Art Loeb, 1963. Photo courtesy of Loeb/Dickson family

The challenge is retroactive to January of 2022 and ends on December 31, 2023. To complete the challenge, participants must log 50 hours of trail maintenance and 50 miles of hiking during scheduled CMC hikes. “The CMC member then experiences what is involved in upkeeping trails while also being able to enjoy the immense beauty of WNC hiking trails,” says Love. “As any novice knows, once you start a new activity there is more to it than meets the eye.”

These two contributions—group hiking and trail maintenance—are the pillars of CMC, which maintains more than 400 miles of trails in WNC including 94 miles of the Appalachian Trail and 154 miles of the Mountain to Sea Trail (MST). The club boasts more than 1,100 members and hosts multiple scheduled hikes every week, ranging from easy to strenuous.

CMC trains hike leaders, who develop deep familiarity with the WNC trails maintained by the club and can then discuss aspects of each trail during scheduled hikes. CMC also provides training for those interested in trail maintenance. “A seasoned trail maintainer will take over a year to train,” says Love. “There is both tremendous art and science in trail maintenance.” Volunteers learn to use materials from the surrounding area, such as rocks, dirt and downed trees, to upkeep the trail. They also learn how to divert water off the trail in an ecological and sustainable way and develop specialized skills in building rock and log steps. “Volunteers thoroughly enjoy their work,” says Love. “Trail maintenance gives them a sense of accomplishment and deep connection to the environment.”
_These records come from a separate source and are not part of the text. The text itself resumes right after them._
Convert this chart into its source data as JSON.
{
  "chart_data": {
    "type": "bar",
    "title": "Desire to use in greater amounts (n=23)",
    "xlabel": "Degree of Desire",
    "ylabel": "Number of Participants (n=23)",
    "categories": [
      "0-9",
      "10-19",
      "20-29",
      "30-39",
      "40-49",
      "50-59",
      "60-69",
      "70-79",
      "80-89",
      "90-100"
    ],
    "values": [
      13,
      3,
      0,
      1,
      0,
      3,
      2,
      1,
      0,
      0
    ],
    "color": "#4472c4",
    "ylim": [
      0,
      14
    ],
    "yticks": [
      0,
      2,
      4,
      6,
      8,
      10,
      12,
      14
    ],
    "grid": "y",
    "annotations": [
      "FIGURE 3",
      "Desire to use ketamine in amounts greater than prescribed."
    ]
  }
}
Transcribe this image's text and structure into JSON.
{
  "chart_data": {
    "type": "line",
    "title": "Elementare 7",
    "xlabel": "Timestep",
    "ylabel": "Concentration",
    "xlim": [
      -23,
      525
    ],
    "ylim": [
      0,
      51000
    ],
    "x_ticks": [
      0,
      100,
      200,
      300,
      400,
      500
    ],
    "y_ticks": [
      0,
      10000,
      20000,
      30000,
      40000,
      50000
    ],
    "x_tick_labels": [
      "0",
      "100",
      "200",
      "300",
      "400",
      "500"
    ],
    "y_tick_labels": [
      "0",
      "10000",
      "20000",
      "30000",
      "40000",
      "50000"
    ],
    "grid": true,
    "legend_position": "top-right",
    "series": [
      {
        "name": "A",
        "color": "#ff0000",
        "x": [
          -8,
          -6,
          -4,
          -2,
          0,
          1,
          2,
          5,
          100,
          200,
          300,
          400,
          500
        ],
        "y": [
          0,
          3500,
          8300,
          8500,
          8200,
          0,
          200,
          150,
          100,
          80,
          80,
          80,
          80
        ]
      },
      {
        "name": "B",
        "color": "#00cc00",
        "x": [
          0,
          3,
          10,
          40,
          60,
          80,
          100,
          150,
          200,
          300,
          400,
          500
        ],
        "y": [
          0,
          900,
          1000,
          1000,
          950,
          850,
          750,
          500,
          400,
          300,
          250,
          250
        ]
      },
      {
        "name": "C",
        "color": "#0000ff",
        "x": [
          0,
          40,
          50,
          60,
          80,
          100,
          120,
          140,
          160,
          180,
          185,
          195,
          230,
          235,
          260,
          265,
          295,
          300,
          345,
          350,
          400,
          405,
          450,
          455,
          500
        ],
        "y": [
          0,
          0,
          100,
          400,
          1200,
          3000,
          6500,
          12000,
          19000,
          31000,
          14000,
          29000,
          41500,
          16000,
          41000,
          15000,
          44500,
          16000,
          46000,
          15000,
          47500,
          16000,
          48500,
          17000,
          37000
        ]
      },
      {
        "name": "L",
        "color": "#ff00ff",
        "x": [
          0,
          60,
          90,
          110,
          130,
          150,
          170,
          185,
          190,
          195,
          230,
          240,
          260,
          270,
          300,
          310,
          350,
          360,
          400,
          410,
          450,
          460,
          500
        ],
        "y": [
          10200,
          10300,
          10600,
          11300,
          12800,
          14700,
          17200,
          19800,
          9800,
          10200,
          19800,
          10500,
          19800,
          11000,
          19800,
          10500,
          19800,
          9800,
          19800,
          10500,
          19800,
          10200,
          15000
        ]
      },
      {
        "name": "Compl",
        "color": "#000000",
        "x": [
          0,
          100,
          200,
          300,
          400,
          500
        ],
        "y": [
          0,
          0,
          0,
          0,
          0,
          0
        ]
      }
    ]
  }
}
Tennent Hiking Group, circa 1940s

Club member Bev MacDowell says trail maintenance can be an eye-opening experience even for accomplished hikers. “Once one does trail work, one never hikes innocently along again,” she says. “That rock staircase in the forest we just walked up wasn’t created by Mother Nature? Although her gifts are immense, the rock staircase was made by fellow humans using picks, hazel hoes and rock bars, extracting the rocks and placing them just so. It’s a miraculous thing to witness work like this.”
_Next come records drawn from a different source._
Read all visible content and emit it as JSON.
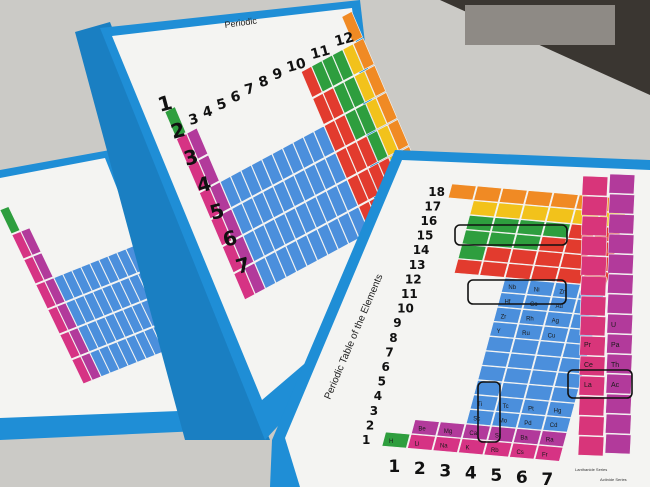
{
  "title": "Periodic Table of the Elements",
  "back_title": "Periodic",
  "period_numbers": [
    "1",
    "2",
    "3",
    "4",
    "5",
    "6",
    "7"
  ],
  "group_numbers": [
    "1",
    "2",
    "3",
    "4",
    "5",
    "6",
    "7",
    "8",
    "9",
    "10",
    "11",
    "12",
    "13",
    "14",
    "15",
    "16",
    "17",
    "18"
  ],
  "series_labels": [
    "Lanthanide Series",
    "Actinide Series"
  ],
  "element_symbols": {
    "s_block": [
      "H",
      "Li",
      "Be",
      "Na",
      "Mg",
      "K",
      "Ca",
      "Rb",
      "Sr",
      "Cs",
      "Ba",
      "Fr",
      "Ra"
    ],
    "d_block": [
      "Sc",
      "Ti",
      "Y",
      "Zr",
      "Hf",
      "Nb",
      "Mo",
      "Tc",
      "Ru",
      "Rh",
      "Co",
      "Ni",
      "Pd",
      "Pt",
      "Cu",
      "Ag",
      "Au",
      "Zn",
      "Cd",
      "Hg"
    ],
    "f_block": [
      "La",
      "Ce",
      "Pr",
      "Ac",
      "Th",
      "Pa",
      "U"
    ]
  },
  "colors": {
    "board_blue": "#1f8ed6",
    "paper": "#f4f4f2",
    "table_surface": "#c9c8c4",
    "s_block": "#b23a9b",
    "alkali": "#d63384",
    "d_block": "#4b8fdc",
    "p_green": "#2e9e3e",
    "p_orange": "#f08a24",
    "p_yellow": "#f2c21b",
    "p_red": "#e23b2e",
    "f_block": "#d8357a",
    "marker_outline": "#111111"
  }
}
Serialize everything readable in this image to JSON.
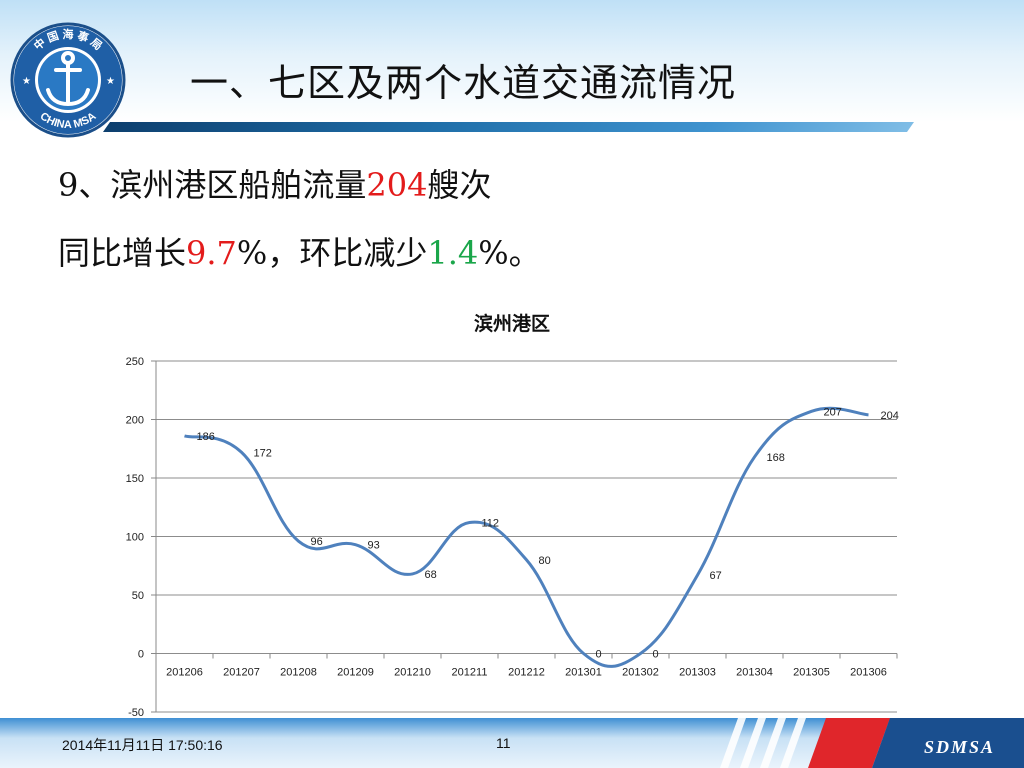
{
  "slide": {
    "title": "一、七区及两个水道交通流情况",
    "line1": {
      "prefix": "9、滨州港区船舶流量",
      "count": "204",
      "suffix": "艘次"
    },
    "line2": {
      "prefix": "同比增长",
      "yoy": "9.7",
      "middle": "%，环比减少",
      "mom": "1.4",
      "suffix": "%。"
    }
  },
  "logo": {
    "top_text": "中 国 海 事 局",
    "bottom_text": "CHINA MSA"
  },
  "footer": {
    "date": "2014年11月11日  17:50:16",
    "page": "11",
    "brand": "SDMSA"
  },
  "colors": {
    "line": "#4f81bd",
    "highlight_red": "#e31b1b",
    "highlight_green": "#1aa64a"
  },
  "chart_data": {
    "type": "line",
    "title": "滨州港区",
    "categories": [
      "201206",
      "201207",
      "201208",
      "201209",
      "201210",
      "201211",
      "201212",
      "201301",
      "201302",
      "201303",
      "201304",
      "201305",
      "201306"
    ],
    "series": [
      {
        "values": [
          186,
          172,
          96,
          93,
          68,
          112,
          80,
          0,
          0,
          67,
          168,
          207,
          204
        ]
      }
    ],
    "ylim": [
      -50,
      250
    ],
    "yticks": [
      -50,
      0,
      50,
      100,
      150,
      200,
      250
    ],
    "grid": true,
    "smooth": true,
    "data_labels": true
  }
}
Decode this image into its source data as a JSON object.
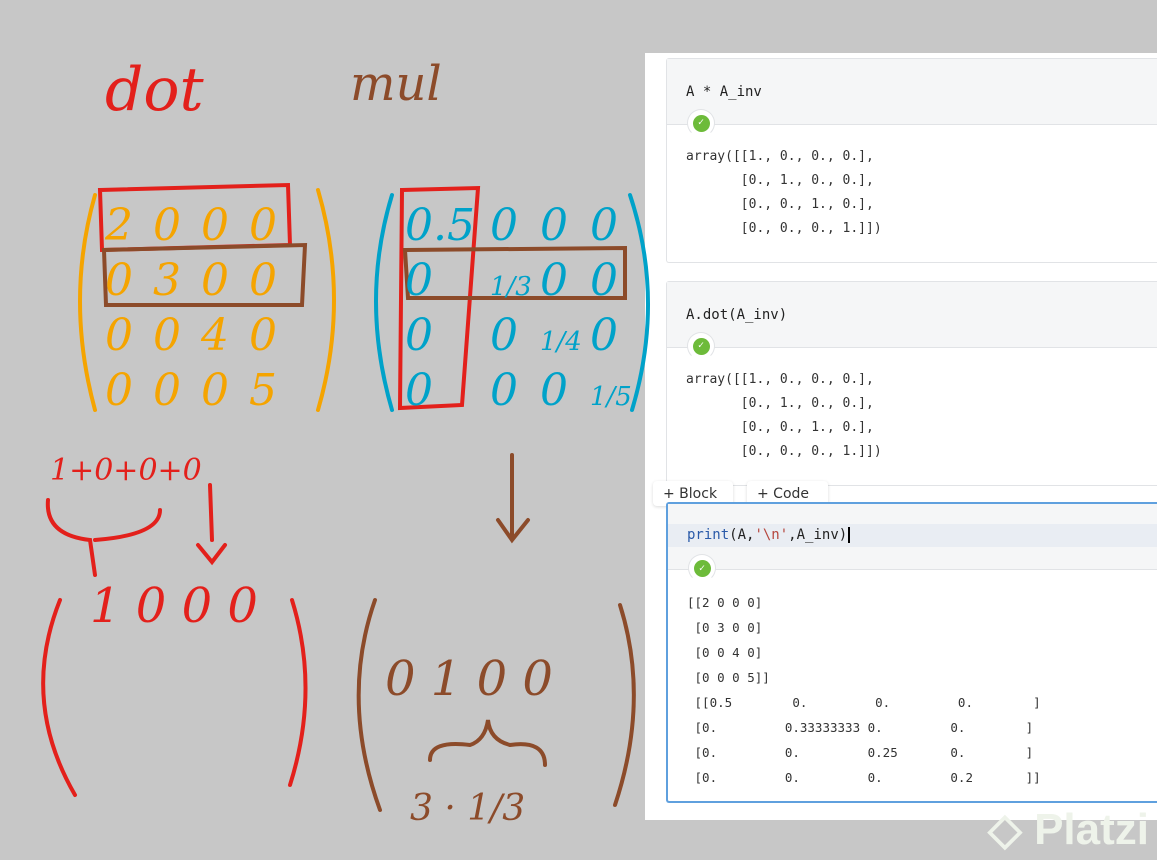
{
  "colors": {
    "red": "#e3201b",
    "orange": "#f5a400",
    "blue": "#00a2c9",
    "brown": "#8c4b2a",
    "check": "#6dbb3a",
    "active_border": "#5fa0de"
  },
  "handwriting": {
    "dot": "dot",
    "mul": "mul",
    "matrix_a": [
      [
        "2",
        "0",
        "0",
        "0"
      ],
      [
        "0",
        "3",
        "0",
        "0"
      ],
      [
        "0",
        "0",
        "4",
        "0"
      ],
      [
        "0",
        "0",
        "0",
        "5"
      ]
    ],
    "matrix_inv": [
      [
        "0.5",
        "0",
        "0",
        "0"
      ],
      [
        "0",
        "1/3",
        "0",
        "0"
      ],
      [
        "0",
        "0",
        "1/4",
        "0"
      ],
      [
        "0",
        "0",
        "0",
        "1/5"
      ]
    ],
    "sum": "1+0+0+0",
    "result_dot": "1 0 0 0",
    "result_mul": "0 1 0 0",
    "result_mul_note": "3 · 1/3"
  },
  "notebook": {
    "cells": [
      {
        "code": "A * A_inv",
        "output": "array([[1., 0., 0., 0.],\n       [0., 1., 0., 0.],\n       [0., 0., 1., 0.],\n       [0., 0., 0., 1.]])"
      },
      {
        "code": "A.dot(A_inv)",
        "output": "array([[1., 0., 0., 0.],\n       [0., 1., 0., 0.],\n       [0., 0., 1., 0.],\n       [0., 0., 0., 1.]])"
      },
      {
        "code_fn": "print",
        "code_open": "(",
        "code_a": "A,",
        "code_str": "'\\n'",
        "code_rest": ",A_inv",
        "code_close": ")",
        "output": "[[2 0 0 0]\n [0 3 0 0]\n [0 0 4 0]\n [0 0 0 5]]\n [[0.5        0.         0.         0.        ]\n [0.         0.33333333 0.         0.        ]\n [0.         0.         0.25       0.        ]\n [0.         0.         0.         0.2       ]]"
      }
    ],
    "add_block": "+ Block",
    "add_code": "+ Code",
    "watermark": "Platzi"
  }
}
After moving to Asheville, CMC member Sallye Sanders joined the club in 2016 to meet fellow hikers and learn more about the hiking trails in her region. “CMC has always had a good hiking program with interesting challenges that encourage one to explore areas of Western NC that one might not discover otherwise,” she says. Her love of hiking fed naturally into a love of trail maintenance. “As a hiker who saw how the trails were deteriorating because of lack of maintenance, I decided with a friend to adopt a secondary trail and have since become hooked on trail maintenance,” she says.
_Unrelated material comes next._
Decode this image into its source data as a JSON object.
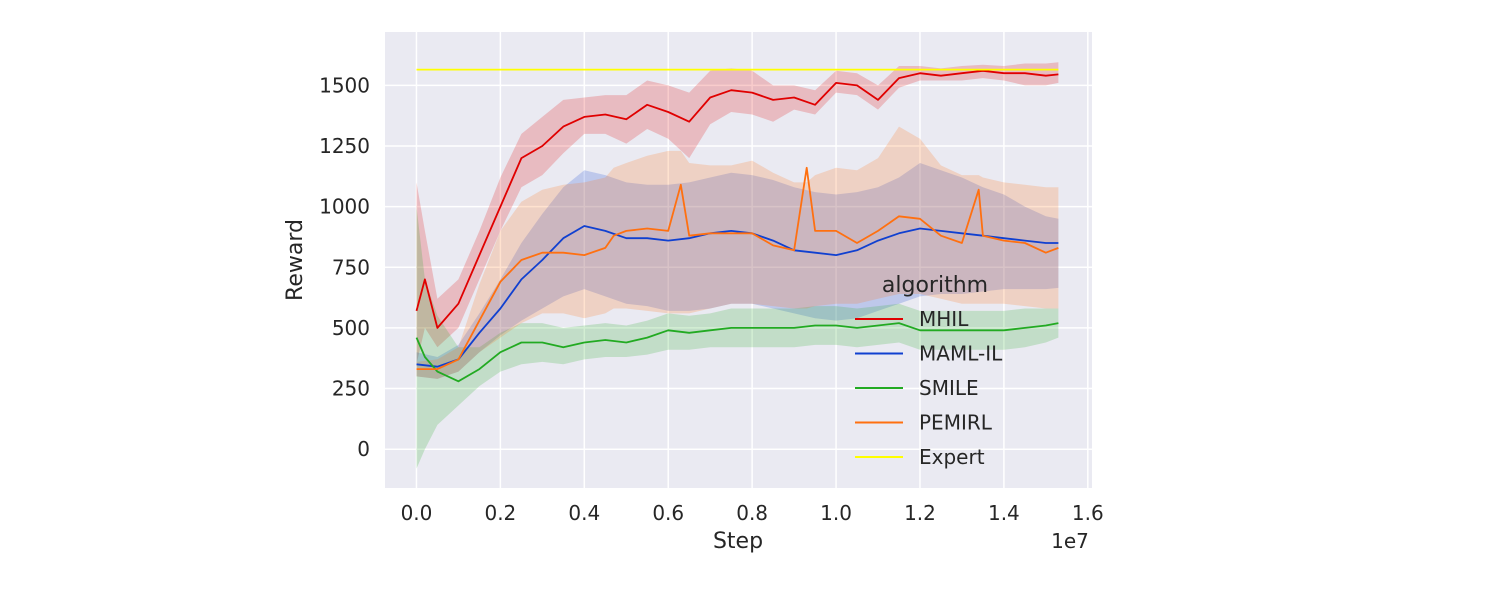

Crossing the South Mills River. Danny Bernstein photo

With her heavy involvement in both of the club’s activities, it was easy for Sanders to finish the CMC Centennial Challenge. She explains that the Challenge is intended, in part, to expand the experience for existing members, who tend to favor one aspect of the club—hiking or trail maintenance. “The Centennial Challenge is important because it encourages hikers to join some trail maintenance projects and maybe become incurably hooked as I have, and it encourages trail maintainers to hike with club members they might not have gotten to know otherwise,” says Sanders.

Love compares trail maintenance and hiking to the Chinese Yin and Yang symbols. “They can be perceived as opposites, yet they fit together so perfectly,” he says. “The trail maintainers upkeep the trail. The hikers use the trail. The two aspects complement each other. The logic behind the Centennial Challenge is to foster a deeper appreciation of each aspect of CMC.”